At the beginning of December, there were 71 publicly traded companies that held Bitcoin on their balance sheets in the U.S., according to Bitcoin Treasuries. Collectively, they held more than 961,000 Bitcoin, nearly three times the amount of all governments.

Many Bitcoin-buying firms modeled themselves on treasury pioneer Strategy, issuing equity and taking on debt to pad their holdings like the largest corporate holder of Bitcoin. However, many of the companies’ stock prices surged before plummeting just as fast.

For example, Kindly MD, which trades on the Nasdaq under the ticker NAKA, was down 99% (as of December 15) from a high of $34.77 in May, according to Yahoo Finance. In September, CEO David Bailey encouraged short-term investors to exit, citing the potential for volatility. Now it’s facing delisting due to its cratered share price.

When Bitcoin-buying firms were in vogue, analysts identified them as a source of demand that could buoy the asset’s price. As the hype faded, experts raised concerns that some fledgling firms could eventually be forced to sell their holdings, or even become takeover targets.

Strategy itself faced challenges as a key premium faded, which had allowed the firm to grow its Bitcoin holding by issuing common stock. Over the course of the year, the firm introduced several types of preferred shares offering dividend payments as a new source of funding.

As Strategy’s shares slipped into the final month of the year, the company established a so-called fiat reserve for the purpose of paying dividends. It also introduced new conditions under which the largest corporate holder of Bitcoin would trim its holdings.

Code and law

In 2025, Bitcoin became a focal point for privacy advocates and innovators.

The prosecution of Samourai Wallet co-founders William Lonergan Hill and Keonne Rodiguez in New York was a prime example, with advocacy groups arguing that the duo’s money laundering case could have an outsized impact on developers’ ability to freely write code.

Hill and Rodriguez pleaded guilty to conspiring to operate an unlicensed money transmitter business in July, after prosecutors agreed to drop money-laundering charges. Rodriguez received a five-year sentence, while Hill was sentenced to three years of supervised release. In December, President Trump told Decrypt that he would “look at” a potential pardon for Rodriguez.

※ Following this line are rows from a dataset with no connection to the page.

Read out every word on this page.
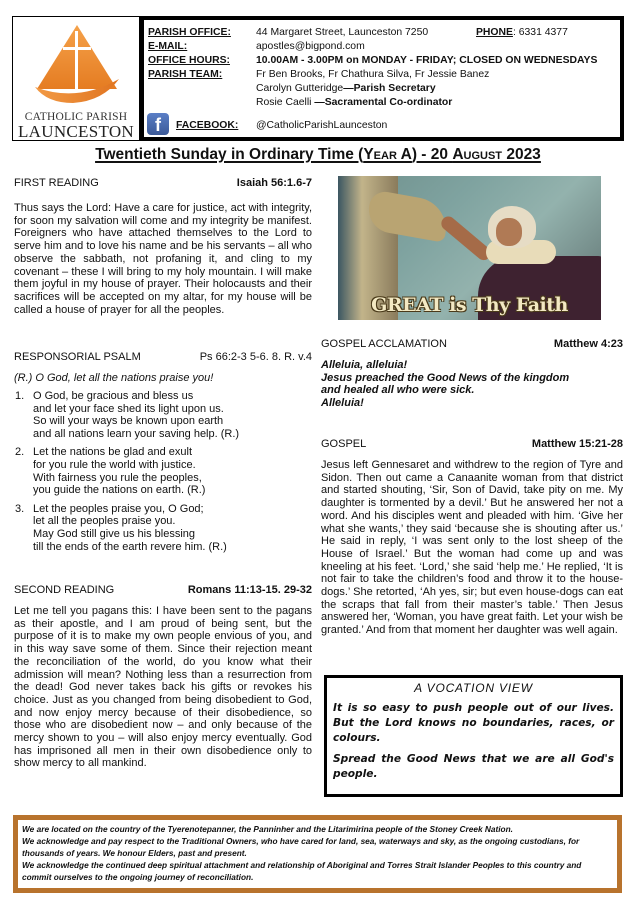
CATHOLIC PARISH
LAUNCESTON
PARISH OFFICE: 44 Margaret Street, Launceston 7250	PHONE: 6331 4377
E-MAIL:	apostles@bigpond.com
OFFICE HOURS:	10.00AM - 3.00PM on MONDAY - FRIDAY; CLOSED ON WEDNESDAYS
PARISH TEAM:	Fr Ben Brooks, Fr Chathura Silva, Fr Jessie Banez
Carolyn Gutteridge—Parish Secretary
Rosie Caelli —Sacramental Co-ordinator
f	FACEBOOK: @CatholicParishLaunceston
Twentieth Sunday in Ordinary Time (Year A) - 20 August 2023
FIRST READING	Isaiah 56:1.6-7
Thus says the Lord: Have a care for justice, act with integrity, for soon my salvation will come and my integrity be manifest. Foreigners who have attached themselves to the Lord to serve him and to love his name and be his servants – all who observe the sabbath, not profaning it, and cling to my covenant – these I will bring to my holy mountain. I will make them joyful in my house of prayer. Their holocausts and their sacrifices will be accepted on my altar, for my house will be called a house of prayer for all the peoples.
RESPONSORIAL PSALM	Ps 66:2-3 5-6. 8. R. v.4
(R.) O God, let all the nations praise you!
1. O God, be gracious and bless us
and let your face shed its light upon us.
So will your ways be known upon earth
and all nations learn your saving help. (R.)
2. Let the nations be glad and exult
for you rule the world with justice.
With fairness you rule the peoples,
you guide the nations on earth. (R.)
3. Let the peoples praise you, O God;
let all the peoples praise you.
May God still give us his blessing
till the ends of the earth revere him. (R.)
SECOND READING	Romans 11:13-15. 29-32
Let me tell you pagans this: I have been sent to the pagans as their apostle, and I am proud of being sent, but the purpose of it is to make my own people envious of you, and in this way save some of them. Since their rejection meant the reconciliation of the world, do you know what their admission will mean? Nothing less than a resurrection from the dead! God never takes back his gifts or revokes his choice. Just as you changed from being disobedient to God, and now enjoy mercy because of their disobedience, so those who are disobedient now – and only because of the mercy shown to you – will also enjoy mercy eventually. God has imprisoned all men in their own disobedience only to show mercy to all mankind.
GREAT is Thy Faith
GOSPEL ACCLAMATION	Matthew 4:23
Alleluia, alleluia!
Jesus preached the Good News of the kingdom
and healed all who were sick.
Alleluia!
GOSPEL	Matthew 15:21-28
Jesus left Gennesaret and withdrew to the region of Tyre and Sidon. Then out came a Canaanite woman from that district and started shouting, ‘Sir, Son of David, take pity on me. My daughter is tormented by a devil.’ But he answered her not a word. And his disciples went and pleaded with him. ‘Give her what she wants,’ they said ‘because she is shouting after us.’ He said in reply, ‘I was sent only to the lost sheep of the House of Israel.’ But the woman had come up and was kneeling at his feet. ‘Lord,’ she said ‘help me.’ He replied, ‘It is not fair to take the children’s food and throw it to the house-dogs.’ She retorted, ‘Ah yes, sir; but even house-dogs can eat the scraps that fall from their master’s table.’ Then Jesus answered her, ‘Woman, you have great faith. Let your wish be granted.’ And from that moment her daughter was well again.
A VOCATION VIEW
It is so easy to push people out of our lives. But the Lord knows no boundaries, races, or colours.
Spread the Good News that we are all God's people.

We are located on the country of the Tyerenotepanner, the Panninher and the Litarimirina people of the Stoney Creek Nation.

We acknowledge and pay respect to the Traditional Owners, who have cared for land, sea, waterways and sky, as the ongoing custodians, for thousands of years. We honour Elders, past and present.

We acknowledge the continued deep spiritual attachment and relationship of Aboriginal and Torres Strait Islander Peoples to this country and commit ourselves to the ongoing journey of reconciliation.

Samourai Wallet once offered a coin-mixing service that allowed users to obfuscate the origin and destination of transactions. Privacy advocates argue that coin mixers have a legitimate role to play in everyday lives, but European nations are also targeting the technology.

As the government clashed with developers focused on privacy, another debate burst into the public over proposed changes to Bitcoin’s codebase involving JPEGs and so-called spam.

For years, developers have tried to extend Bitcoin’s utility beyond a pure focus on transactions, and in September, a controversial software update removed a potential barrier. With the introduction of Bitcoin Core v30, a feature known as OP_RETURN had limits raised in a way that allowed transactions to carry much larger amounts of non-payment data.

Bitcoin Core developer Luke Dashjr argued that the upgrade enabled the misuse of Bitcoin’s network with more “spam,” while Blockstream CEO Adam Back was among those that warned filtering transactions could leave the network vulnerable to censorship.

Still, allegations surfaced that the change in Core v30 was tied to specific projects that would benefit from the update. Dashjr, who is the lead maintainer of an alternative to Core called Bitcoin Knots, said filters could stop Bitcoin from hosting child sexual abuse material.

As of Dec. 15, Core accounted for 78% of nodes on the network, according to BitRef. Meanwhile, Knots represented 21% of computers helping maintain Bitcoin.